- Theatrical poster
- Directed by: Eliza Cornejo
- Starring: Sef Cadayona; Yassi Pressman;
- Production company: iAct Productions
- Release date: December 25, 2013;
- Country: Philippines
- Language: Filipino

= Kaleidoscope World (film) =

Kaleidoscope World is a 2013 Philippine hip hop musical dance film. It is directed by Eliza Cornejo under iAct Productions and stars Sef Cadayona and Yassi Pressman.

It features a poor boy and a rich girl who meets each other in an audition for a dance troupe seeking to compete internationally.

==Cast==
- Yassi Pressman as Elsa, a woman who returns to the Philippines from the United States who takes up dancing. Her family discourages her from pursuing dance.
- Sef Cadayona as Lando, a working student who financially supports his family and a dancer. This is Cadayona's first lead role in a feature film.

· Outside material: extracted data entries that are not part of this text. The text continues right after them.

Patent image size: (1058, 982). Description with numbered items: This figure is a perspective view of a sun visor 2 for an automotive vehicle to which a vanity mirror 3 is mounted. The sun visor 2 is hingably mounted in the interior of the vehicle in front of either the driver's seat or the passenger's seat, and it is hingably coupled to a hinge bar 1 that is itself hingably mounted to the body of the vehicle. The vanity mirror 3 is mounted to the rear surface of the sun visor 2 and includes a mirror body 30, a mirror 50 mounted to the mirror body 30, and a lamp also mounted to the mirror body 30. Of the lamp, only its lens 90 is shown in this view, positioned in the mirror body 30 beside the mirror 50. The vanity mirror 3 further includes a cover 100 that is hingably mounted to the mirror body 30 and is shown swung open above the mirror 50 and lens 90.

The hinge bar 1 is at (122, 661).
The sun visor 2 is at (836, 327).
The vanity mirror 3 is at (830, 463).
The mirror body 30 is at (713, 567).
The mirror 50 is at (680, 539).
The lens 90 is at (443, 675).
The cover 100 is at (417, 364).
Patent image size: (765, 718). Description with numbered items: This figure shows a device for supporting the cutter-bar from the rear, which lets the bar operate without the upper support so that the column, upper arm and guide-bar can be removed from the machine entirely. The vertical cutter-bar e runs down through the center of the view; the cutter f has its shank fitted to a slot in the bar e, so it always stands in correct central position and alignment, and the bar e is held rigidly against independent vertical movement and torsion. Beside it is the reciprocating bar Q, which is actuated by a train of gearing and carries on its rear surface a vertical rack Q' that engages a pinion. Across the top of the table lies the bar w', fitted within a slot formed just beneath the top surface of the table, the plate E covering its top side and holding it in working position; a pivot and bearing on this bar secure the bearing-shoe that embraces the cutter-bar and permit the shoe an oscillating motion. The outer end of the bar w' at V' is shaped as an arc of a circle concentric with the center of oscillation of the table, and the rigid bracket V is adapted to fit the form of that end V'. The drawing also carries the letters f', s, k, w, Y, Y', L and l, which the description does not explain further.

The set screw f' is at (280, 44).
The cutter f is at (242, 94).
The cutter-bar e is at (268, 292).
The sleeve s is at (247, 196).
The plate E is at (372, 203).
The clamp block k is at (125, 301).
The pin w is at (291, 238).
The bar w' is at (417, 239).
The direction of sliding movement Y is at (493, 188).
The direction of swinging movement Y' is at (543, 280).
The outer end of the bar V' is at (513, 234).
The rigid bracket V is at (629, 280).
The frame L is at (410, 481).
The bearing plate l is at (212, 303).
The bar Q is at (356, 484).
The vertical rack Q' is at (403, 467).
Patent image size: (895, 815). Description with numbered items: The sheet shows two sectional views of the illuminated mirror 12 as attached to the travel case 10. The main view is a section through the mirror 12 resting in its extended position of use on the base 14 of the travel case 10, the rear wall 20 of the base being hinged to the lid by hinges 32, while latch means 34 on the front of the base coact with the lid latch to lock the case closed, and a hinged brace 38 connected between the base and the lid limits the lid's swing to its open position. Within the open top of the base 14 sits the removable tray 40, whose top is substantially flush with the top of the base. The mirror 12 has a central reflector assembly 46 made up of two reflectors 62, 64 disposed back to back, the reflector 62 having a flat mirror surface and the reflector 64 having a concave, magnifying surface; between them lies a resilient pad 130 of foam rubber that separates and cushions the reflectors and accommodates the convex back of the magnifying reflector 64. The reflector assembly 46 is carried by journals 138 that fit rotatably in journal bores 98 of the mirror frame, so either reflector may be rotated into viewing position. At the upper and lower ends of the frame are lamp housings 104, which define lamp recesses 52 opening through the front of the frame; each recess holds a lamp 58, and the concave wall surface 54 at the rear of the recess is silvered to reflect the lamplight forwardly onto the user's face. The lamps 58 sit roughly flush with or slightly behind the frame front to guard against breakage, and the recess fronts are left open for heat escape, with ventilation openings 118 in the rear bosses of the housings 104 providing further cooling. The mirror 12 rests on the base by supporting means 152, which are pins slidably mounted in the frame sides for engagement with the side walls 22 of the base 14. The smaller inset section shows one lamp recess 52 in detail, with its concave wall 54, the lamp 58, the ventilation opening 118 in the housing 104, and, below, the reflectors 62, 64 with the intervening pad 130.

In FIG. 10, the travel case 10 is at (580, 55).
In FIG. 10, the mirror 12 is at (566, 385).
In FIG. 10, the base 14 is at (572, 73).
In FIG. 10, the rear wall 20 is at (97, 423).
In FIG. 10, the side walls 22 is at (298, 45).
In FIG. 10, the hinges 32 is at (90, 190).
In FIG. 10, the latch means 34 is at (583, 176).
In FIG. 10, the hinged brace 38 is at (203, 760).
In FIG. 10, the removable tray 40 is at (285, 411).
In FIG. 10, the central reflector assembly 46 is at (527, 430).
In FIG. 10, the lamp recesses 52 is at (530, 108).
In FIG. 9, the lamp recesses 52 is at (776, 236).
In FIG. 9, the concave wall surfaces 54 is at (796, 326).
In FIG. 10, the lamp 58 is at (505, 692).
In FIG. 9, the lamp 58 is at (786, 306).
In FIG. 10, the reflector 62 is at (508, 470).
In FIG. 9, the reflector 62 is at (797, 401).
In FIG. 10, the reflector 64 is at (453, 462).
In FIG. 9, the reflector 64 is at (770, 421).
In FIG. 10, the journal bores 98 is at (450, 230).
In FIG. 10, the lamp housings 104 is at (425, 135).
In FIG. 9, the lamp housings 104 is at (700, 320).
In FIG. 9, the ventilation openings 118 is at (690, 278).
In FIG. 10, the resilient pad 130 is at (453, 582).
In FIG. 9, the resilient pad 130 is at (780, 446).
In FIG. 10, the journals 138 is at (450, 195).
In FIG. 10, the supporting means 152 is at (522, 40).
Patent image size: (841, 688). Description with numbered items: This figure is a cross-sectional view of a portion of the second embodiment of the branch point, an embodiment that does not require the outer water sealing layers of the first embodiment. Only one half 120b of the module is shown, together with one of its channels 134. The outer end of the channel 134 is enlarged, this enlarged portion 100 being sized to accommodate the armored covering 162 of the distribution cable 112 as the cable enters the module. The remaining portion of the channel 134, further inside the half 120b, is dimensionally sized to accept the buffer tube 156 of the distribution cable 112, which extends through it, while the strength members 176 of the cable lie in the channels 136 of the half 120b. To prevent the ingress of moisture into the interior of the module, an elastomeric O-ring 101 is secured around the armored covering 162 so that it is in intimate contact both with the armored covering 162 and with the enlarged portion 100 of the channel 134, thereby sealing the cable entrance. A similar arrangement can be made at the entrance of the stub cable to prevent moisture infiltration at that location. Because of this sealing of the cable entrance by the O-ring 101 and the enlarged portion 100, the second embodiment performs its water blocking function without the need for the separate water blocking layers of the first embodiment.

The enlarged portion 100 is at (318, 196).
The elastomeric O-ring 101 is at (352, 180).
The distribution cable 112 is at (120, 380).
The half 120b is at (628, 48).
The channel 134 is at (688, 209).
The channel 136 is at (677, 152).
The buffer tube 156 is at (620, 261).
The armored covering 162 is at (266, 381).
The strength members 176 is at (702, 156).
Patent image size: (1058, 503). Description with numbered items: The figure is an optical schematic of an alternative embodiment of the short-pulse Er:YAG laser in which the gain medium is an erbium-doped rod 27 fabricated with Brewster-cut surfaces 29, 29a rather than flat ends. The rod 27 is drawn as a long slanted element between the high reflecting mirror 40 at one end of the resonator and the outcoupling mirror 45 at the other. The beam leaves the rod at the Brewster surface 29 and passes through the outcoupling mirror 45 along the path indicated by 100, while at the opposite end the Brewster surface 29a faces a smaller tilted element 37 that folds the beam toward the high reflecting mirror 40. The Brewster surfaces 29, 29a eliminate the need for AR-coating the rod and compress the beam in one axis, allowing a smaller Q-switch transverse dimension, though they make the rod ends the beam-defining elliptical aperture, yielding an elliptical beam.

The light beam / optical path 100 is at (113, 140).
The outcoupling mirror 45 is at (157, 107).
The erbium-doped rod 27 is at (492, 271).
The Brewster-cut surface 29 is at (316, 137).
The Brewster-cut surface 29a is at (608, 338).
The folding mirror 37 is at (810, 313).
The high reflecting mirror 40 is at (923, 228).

It also features dance groups such as the Philippine All Stars and the UP Streetdance Club.

==Production==
The film was already in production in 2012, and was meant to be entered for an independent film festival within the same year. However the film was not finished in time due to budgeting issues.

==Music==
Kaleidoscope World is named after the Francis Magalona song of the same name. The deceased musician's songs were heavily used in the film.

==Release==
Kaleidoscope World was released in the Philippines on December 25, 2013, as one of the official entries of the 2013 Metro Manila Film Festival.